UBS expects 40 to 45 percent market penetration for organized retailers by 2010. The Economist Intelligence Unit predicts that the size of this market will reach $203 billion by that year, nearly double the 2005 figure of $113 billion.

Forecasts for 2007 are bullish at most local banks. "In two years' time, however, the concentration of organized trade in Moscow is likely to trigger more intense competition on prices," Aton Capital said in a note last week. This will in turn cause a drop in prices and profitability after 2008.

Both trends are likely to be driven by the entry of the three biggest global retailers, Wal-Mart, France's Carrefour and Britain's Tesco, all of which have so far been conspicuously absent from the Russian market.

Analysts agree that acquisition is a much more likely tactic for foreign entrants than greenfield constructions or franchising, mainly because of non-transparent land codes and the experience of firms like Sweden's IKEA, which after $2 billion of investment, 6 years of work and several costly run-ins with authorities has yet to turn a profit on the Russian market.

Acquiring an established firm would guarantee one of the big three firms a loyal customer base and a local partner to help navigate the infamous tangles of red tape.

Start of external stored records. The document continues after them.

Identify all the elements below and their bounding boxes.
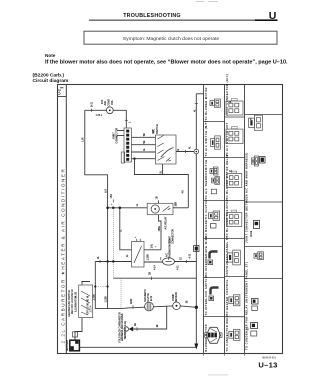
- tick on drop wire: [125, 119, 128, 121]
- clutch row wire: [121, 307, 145, 308]
- dotted branch: [112, 208, 114, 278]
- svg-text:1L: 1L: [127, 254, 129, 257]
- col2 block B-01: [226, 101, 243, 115]
- cluster top wire: [82, 282, 90, 286]
- svg-text:FOLD BACK CARBURETOR: FOLD BACK CARBURETOR: [119, 312, 122, 343]
- svg-text:1 2 3 4: 1 2 3 4: [89, 305, 92, 313]
- svg-text:1G: 1G: [181, 257, 183, 260]
- col3 cell divider: [245, 246, 284, 248]
- svg-text:If the blower motor also does: If the blower motor also does not operat…: [45, 59, 288, 65]
- svg-text:1B: 1B: [157, 324, 159, 327]
- svg-text:Note: Note: [45, 53, 56, 58]
- col3 cell divider: [245, 201, 284, 203]
- col2 connector B-06: [229, 297, 234, 304]
- svg-text:CLUTCH: CLUTCH: [148, 293, 150, 303]
- relay top pin: [158, 200, 160, 203]
- svg-text:JOINT: JOINT: [170, 236, 172, 243]
- col1 cell divider: [204, 157, 225, 159]
- svg-text:10A: 10A: [101, 99, 104, 104]
- battery output wire: [79, 346, 196, 348]
- strip right wire 2: [131, 144, 155, 146]
- svg-text:BATTERY: BATTERY: [66, 339, 69, 350]
- strip right wire 1: [131, 136, 155, 138]
- heater fan switch cluster: [79, 285, 93, 318]
- sidebar divider: [65, 85, 67, 354]
- column divider 3: [244, 85, 246, 354]
- svg-text:Circuit diagram: Circuit diagram: [33, 78, 70, 84]
- magnetic clutch M1: [145, 302, 154, 311]
- svg-text:1.25B: 1.25B: [93, 294, 95, 301]
- footer specks: [208, 374, 228, 377]
- junction row y=208: [108, 207, 148, 209]
- svg-text:1B: 1B: [156, 196, 159, 199]
- col1 harness arrow 2: [211, 288, 219, 295]
- svg-text:1L: 1L: [120, 229, 123, 232]
- svg-text:5B: 5B: [144, 133, 146, 136]
- col3 connector C-03: [254, 221, 260, 229]
- scan specks top: [196, 0, 204, 3]
- svg-text:1B: 1B: [135, 323, 137, 326]
- resistor lower wire: [144, 261, 163, 263]
- svg-text:HARNESS AND GROUND: HARNESS AND GROUND: [121, 313, 124, 341]
- svg-text:TO A/C SWITCH (M/T): TO A/C SWITCH (M/T): [205, 120, 208, 156]
- col1 connector X-04: [212, 178, 215, 183]
- svg-text:M/T: M/T: [153, 129, 155, 134]
- compressor symbol: [173, 302, 181, 310]
- battery B+: [70, 340, 80, 351]
- blower resistor R1: [132, 242, 145, 268]
- col2 connector B-07: [229, 331, 234, 338]
- svg-text:5B: 5B: [144, 140, 146, 143]
- svg-text:TO BLOWER RESISTOR: TO BLOWER RESISTOR: [226, 199, 229, 238]
- svg-text:4L: 4L: [189, 146, 192, 149]
- column divider 2: [224, 85, 226, 354]
- svg-text:TROUBLESHOOTING: TROUBLESHOOTING: [123, 13, 181, 19]
- tick on feed wire: [91, 109, 93, 112]
- fuse F1: [106, 107, 113, 114]
- rule under section letter: [255, 19, 278, 21]
- svg-text:2L: 2L: [97, 256, 100, 259]
- ground with arrow: [124, 327, 128, 331]
- col1 cell divider: [204, 316, 225, 318]
- col3 connector C-01: [249, 118, 255, 127]
- resistor feed wire: [120, 208, 132, 250]
- col1 small connector X-06: [211, 224, 217, 229]
- thermo feed row y=261.5: [95, 261, 131, 263]
- inline connector on trunk: [194, 149, 199, 154]
- col1 connector X-03: [210, 169, 213, 174]
- svg-text:TO A/C THERMOSWITCH: TO A/C THERMOSWITCH: [205, 159, 208, 199]
- divider stubs below frame: [203, 354, 205, 356]
- strip right wire 3: [131, 151, 155, 153]
- sidebar corner box line: [58, 96, 67, 98]
- col1 cell divider: [204, 200, 225, 202]
- blower motor symbol: [206, 327, 220, 343]
- wire fuse to corner: [113, 110, 126, 128]
- left drop wires: [95, 262, 121, 309]
- wire main feed top: [85, 109, 107, 111]
- svg-text:1.25 L: 1.25 L: [96, 114, 103, 117]
- svg-text:+: +: [110, 203, 113, 205]
- svg-text:1BW: 1BW: [131, 298, 133, 304]
- col3 connector C-02 with J/B: [252, 158, 255, 164]
- svg-text:4L 2B: 4L 2B: [74, 291, 77, 298]
- svg-text:REC OFF LO M1 M2 HI: REC OFF LO M1 M2 HI: [72, 289, 74, 314]
- connector strip J-01: [124, 128, 131, 162]
- col3 cell divider: [245, 278, 284, 280]
- svg-text:2.2L CARBURETOR ★HEATER & AIR: 2.2L CARBURETOR ★HEATER & AIR CONDITIONE…: [60, 168, 65, 344]
- col2 cell divider: [225, 316, 245, 318]
- col1 harness arrow 1: [210, 252, 218, 259]
- svg-text:4L: 4L: [143, 148, 146, 151]
- svg-text:L/R: L/R: [82, 137, 85, 141]
- col2 cell divider: [225, 276, 245, 278]
- svg-text:4-14: 4-14: [154, 265, 157, 270]
- col2 connector B-05: [227, 253, 232, 262]
- trunk junction dot: [195, 306, 198, 309]
- svg-text:4-11: 4-11: [177, 265, 180, 270]
- svg-text:2B: 2B: [149, 272, 152, 275]
- svg-text:86: 86: [229, 101, 232, 104]
- col1 cell divider: [204, 277, 225, 279]
- strip right wire 4: [131, 158, 155, 160]
- symptom box: [84, 31, 277, 44]
- svg-text:08U0UX-021: 08U0UX-021: [262, 357, 276, 360]
- wire switch to relay vertical: [163, 175, 189, 208]
- svg-text:1/3L: 1/3L: [152, 243, 154, 248]
- svg-text:(B2200 Carb.): (B2200 Carb.): [33, 72, 65, 78]
- svg-text:U–13: U–13: [258, 361, 277, 370]
- small connector above battery: [73, 332, 78, 337]
- svg-text:L/O: L/O: [104, 189, 107, 193]
- header rule: [89, 20, 278, 21]
- wire switch bottom jog: [135, 159, 163, 175]
- svg-text:TO CONDENSER FAN RELAY (INSTRU: TO CONDENSER FAN RELAY (INSTRUMENT PANEL…: [246, 262, 249, 350]
- svg-text:RESSOR: RESSOR: [176, 292, 178, 302]
- A/C switch SW1: [156, 135, 177, 164]
- svg-text:A/C RELAY: A/C RELAY: [165, 216, 168, 229]
- col1 connector X-01: [210, 101, 214, 106]
- col2 cell divider: [225, 157, 245, 159]
- svg-text:COMP: COMP: [173, 294, 175, 301]
- svg-text:+: +: [156, 246, 158, 248]
- col2 cell divider: [225, 200, 245, 202]
- svg-text:CONNECTOR: CONNECTOR: [172, 229, 174, 244]
- svg-text:MAGNETIC: MAGNETIC: [144, 289, 147, 302]
- svg-text:B: B: [178, 149, 180, 151]
- svg-text:SWITCH: SWITCH: [156, 124, 159, 134]
- A/C thermoswitch TS1: [163, 258, 175, 265]
- svg-text:M-09: M-09: [250, 230, 253, 236]
- svg-text:1.25B: 1.25B: [106, 296, 108, 303]
- col3 connector C-04: [254, 253, 258, 258]
- column divider 1: [203, 85, 205, 354]
- strip left wires: [117, 130, 124, 132]
- ground wire: [133, 307, 167, 330]
- svg-text:15A: 15A: [111, 100, 114, 105]
- svg-text:1L: 1L: [136, 203, 139, 206]
- svg-text:TO INTERMEDIATE WIRE: TO INTERMEDIATE WIRE: [205, 236, 208, 277]
- col2 cell divider: [225, 116, 245, 118]
- col2 block B-02: [226, 129, 243, 144]
- diagram outer frame: [58, 85, 283, 354]
- col3 connector C-05: [252, 299, 259, 305]
- col1 cell divider: [204, 121, 225, 123]
- col1 cell divider: [204, 238, 225, 240]
- svg-text:15A: 15A: [110, 194, 113, 199]
- svg-text:TO BLOWER MOTOR RELAY: TO BLOWER MOTOR RELAY: [226, 154, 229, 200]
- wire left main vertical: [85, 110, 108, 261]
- col1 connector X-05: [209, 213, 214, 219]
- svg-text:1BR: 1BR: [176, 202, 178, 207]
- A/C relay RY1: [147, 203, 173, 214]
- svg-text:TO BLOWER MOTOR: TO BLOWER MOTOR: [205, 87, 208, 120]
- thermoswitch out wire: [175, 261, 197, 263]
- svg-text:HEATER FAN SWITCH: HEATER FAN SWITCH: [68, 290, 71, 317]
- svg-text:1B: 1B: [187, 300, 189, 303]
- svg-text:TO HEATER CONTROL: TO HEATER CONTROL: [226, 279, 229, 316]
- svg-text:+: +: [134, 236, 137, 238]
- clutch feed dotted: [120, 278, 122, 307]
- svg-text:OFF LO M1 M2 HI: OFF LO M1 M2 HI: [88, 296, 90, 315]
- resistor out wire: [144, 249, 161, 251]
- col2 block B-04: [227, 213, 242, 227]
- trunk small connector: [194, 246, 199, 252]
- svg-text:4-21: 4-21: [189, 253, 192, 258]
- trunk bottom arrow: [194, 344, 198, 350]
- cluster bottom wire to battery: [75, 318, 82, 341]
- svg-text:TO INTERLOCK SWITCH: TO INTERLOCK SWITCH: [205, 276, 208, 316]
- svg-text:B-21: B-21: [91, 101, 94, 107]
- col1 connector X-02: [211, 139, 215, 147]
- relay right wire: [173, 207, 188, 209]
- svg-text:Symptom: Magnetic clutch does: Symptom: Magnetic clutch does not operat…: [123, 36, 220, 42]
- col3 connector C-06: [251, 323, 258, 329]
- svg-text:1.25B: 1.25B: [148, 254, 150, 261]
- svg-text:B-02: B-02: [151, 295, 153, 301]
- svg-text:JOINT CONNECTOR (BETWEEN A/C A: JOINT CONNECTOR (BETWEEN A/C AND MAIN HA…: [246, 152, 249, 243]
- long lower bus: [113, 277, 196, 279]
- svg-text:TO CONNECTOR MAIN: TO CONNECTOR MAIN: [226, 315, 229, 352]
- svg-text:TO MAGNETIC CLUTCH: TO MAGNETIC CLUTCH: [205, 199, 208, 237]
- col2 block B-03: [227, 174, 242, 188]
- wire right trunk: [195, 94, 197, 346]
- svg-text:1BW: 1BW: [158, 225, 161, 231]
- col3 cell divider: [245, 114, 284, 116]
- svg-text:4G: 4G: [182, 190, 185, 193]
- svg-text:L: L: [129, 121, 132, 123]
- svg-text:U-2: U-2: [57, 89, 61, 95]
- svg-text:A/C: A/C: [166, 253, 169, 257]
- strip left stub box: [121, 152, 124, 163]
- col2 cell divider: [225, 238, 245, 240]
- col1 extra small connector: [211, 189, 216, 194]
- relay bottom pin wire: [159, 215, 162, 250]
- wire switch to trunk: [176, 151, 194, 153]
- svg-text:G1: G1: [229, 170, 233, 173]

The most likely acquisition target is X5, which was formed in May 2006 through the merger of major retailers Pyaterochka and Perekryostok. In 2008, X5 will have the option to buy another supermarket chain, Karusel, a move which analysts expect to take the company's market share to 5 percent, and to make its stock price soar by as much as 25 percent.

X5 has denied speculation that it will be sold this year.

Sukhanova said a buyout by one of the big three was unlikely for any firm with less than 4 percent of the market. As of now, X5's 3 percent is the biggest market share, and Sukhanova pointed out that Wal-Mart has been analyzing the Russian market for the last five years without making a move.

"Living here, we think Russia is top priority for foreign firms, and this is not always correct. They also have the priorities of India and China," she said.

"Frankly, I am becoming more and more resistant to comments from the heads of these companies."